You know we keep saying that psychiatry cannot predict violence.
Psychiatrists are unable to predict whether a person is a danger to oneself or others as this relies upon subjective opinion, not science.
Behavioral threat assessment is not based on science but mostly conjecture, and such an inexact “science” means prediction can be futile.
The popular refrain that psychiatry can determine if a person is a danger to self or others is a complete fraud.
In fact, psychiatrists cannot predict, treat or cure violent behavior, and they know it. Prediction is a characteristic of awareness, so an inability to predict is a barrier to full awareness. This would also lead to an inability to contemplate consequences.
In 1979, an American Psychiatric Association’s task force admitted in its Brief Amicus Curiae to the U.S. Supreme Court (Case No. 79-1127) that psychiatrists could not predict dangerousness. It informed the court that “‘dangerousness’ is neither a psychiatric nor a medical diagnosis, but involves issues of legal judgment and definition, as well as issues of social policy. Psychiatric expertise in the prediction of ‘dangerousness’ is not established and clinicians should avoid ‘conclusory judgments in this regard.'”
To quote from the APA Task Force on Clinical Aspects of the Violent Individual (1974): “The ability of psychiatrists or any other professionals to reliably predict future violence is unproved.”
Psychiatrists do not have any scientific or medical test to diagnose a person’s condition, and rely upon faulty observation and opinion of behavior. They admit to not knowing the cause of a single mental disorder or how to cure them. The error in their opinions is enormous—they condemn the innocent, release the dangerous, induce violence in others through drugs and commit people who are not in need of help or turn those away who may genuinely be in need of it.
Really, what is psychiatry all about? Psychiatrists are really playing the game “Let’s find something wrong with them.”
What game should they be playing? “Let’s improve their abilities.”
The Importance of Prediction
Prediction is the process of weighing the consequences of projected action; it is an estimation of risk plus cost versus gain. Prediction is part of knowing and creating the future. Problems begin with an unpredictability, and humans would be bored to tears without a few problems to spice up Life. It is valuable to be able to make such considerations.

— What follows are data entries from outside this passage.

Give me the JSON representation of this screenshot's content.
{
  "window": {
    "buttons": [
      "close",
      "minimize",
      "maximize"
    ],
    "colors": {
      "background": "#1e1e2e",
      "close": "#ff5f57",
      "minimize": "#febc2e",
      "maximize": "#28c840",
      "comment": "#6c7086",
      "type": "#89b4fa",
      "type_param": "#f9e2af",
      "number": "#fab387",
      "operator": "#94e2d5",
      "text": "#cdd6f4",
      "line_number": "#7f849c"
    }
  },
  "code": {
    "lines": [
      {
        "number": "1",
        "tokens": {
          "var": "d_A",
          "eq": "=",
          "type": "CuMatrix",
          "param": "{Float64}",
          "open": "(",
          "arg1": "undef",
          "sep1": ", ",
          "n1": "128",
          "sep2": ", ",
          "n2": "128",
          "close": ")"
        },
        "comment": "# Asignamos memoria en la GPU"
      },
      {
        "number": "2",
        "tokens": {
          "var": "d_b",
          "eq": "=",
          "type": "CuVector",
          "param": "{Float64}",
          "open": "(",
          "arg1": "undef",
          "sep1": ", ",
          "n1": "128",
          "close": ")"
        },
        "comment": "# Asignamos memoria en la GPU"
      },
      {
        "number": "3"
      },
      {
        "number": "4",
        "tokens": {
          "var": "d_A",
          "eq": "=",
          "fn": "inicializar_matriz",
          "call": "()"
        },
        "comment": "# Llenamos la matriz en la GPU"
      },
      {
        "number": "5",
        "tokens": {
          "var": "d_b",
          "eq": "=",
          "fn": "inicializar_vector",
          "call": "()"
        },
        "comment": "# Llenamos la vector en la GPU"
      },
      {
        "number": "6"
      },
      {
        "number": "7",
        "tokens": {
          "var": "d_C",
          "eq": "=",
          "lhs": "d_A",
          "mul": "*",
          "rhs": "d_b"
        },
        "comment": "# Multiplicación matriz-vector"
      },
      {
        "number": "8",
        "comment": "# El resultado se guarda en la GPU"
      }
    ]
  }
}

Interest is intimately connected to prediction. If one could predict the future with certainty, interest would be very low. Example: if everyone knew everyone else’s hands in a game of cards, there would be little interest in playing the game. On the other hand, if one could never predict at all, one would be easily overwhelmed and would likely quite playing that game. Example: what if everyone’s hand in a card game were made up solely of jokers? You get the idea. Each person has their own optimum ratio of prediction to surprise in order to maintain their interest.
It is not possible to look directly at the future, since it has not happened yet. One can, however, recall the past, look at the present and imagine the future. Lacking the ability to look at the present or imagine the future, however, leaves one only able to think. So thinking, in an aberrated fashion, is a substitute for prediction. Thus we get someone lost in thought instead of actively living the game of Life.
It is certainly possible to predict someone’s actions. Psychiatry then is missing a significant chunk of knowledge about humanity, and remains lost in thought instead of doing something about it.
The end result? Psychiatry has turned to violence themselves, since creating it is the only way they have of predicting it. Shock treatment, electroconvulsive therapy (ECT) — the ultimate violence as a “treatment.”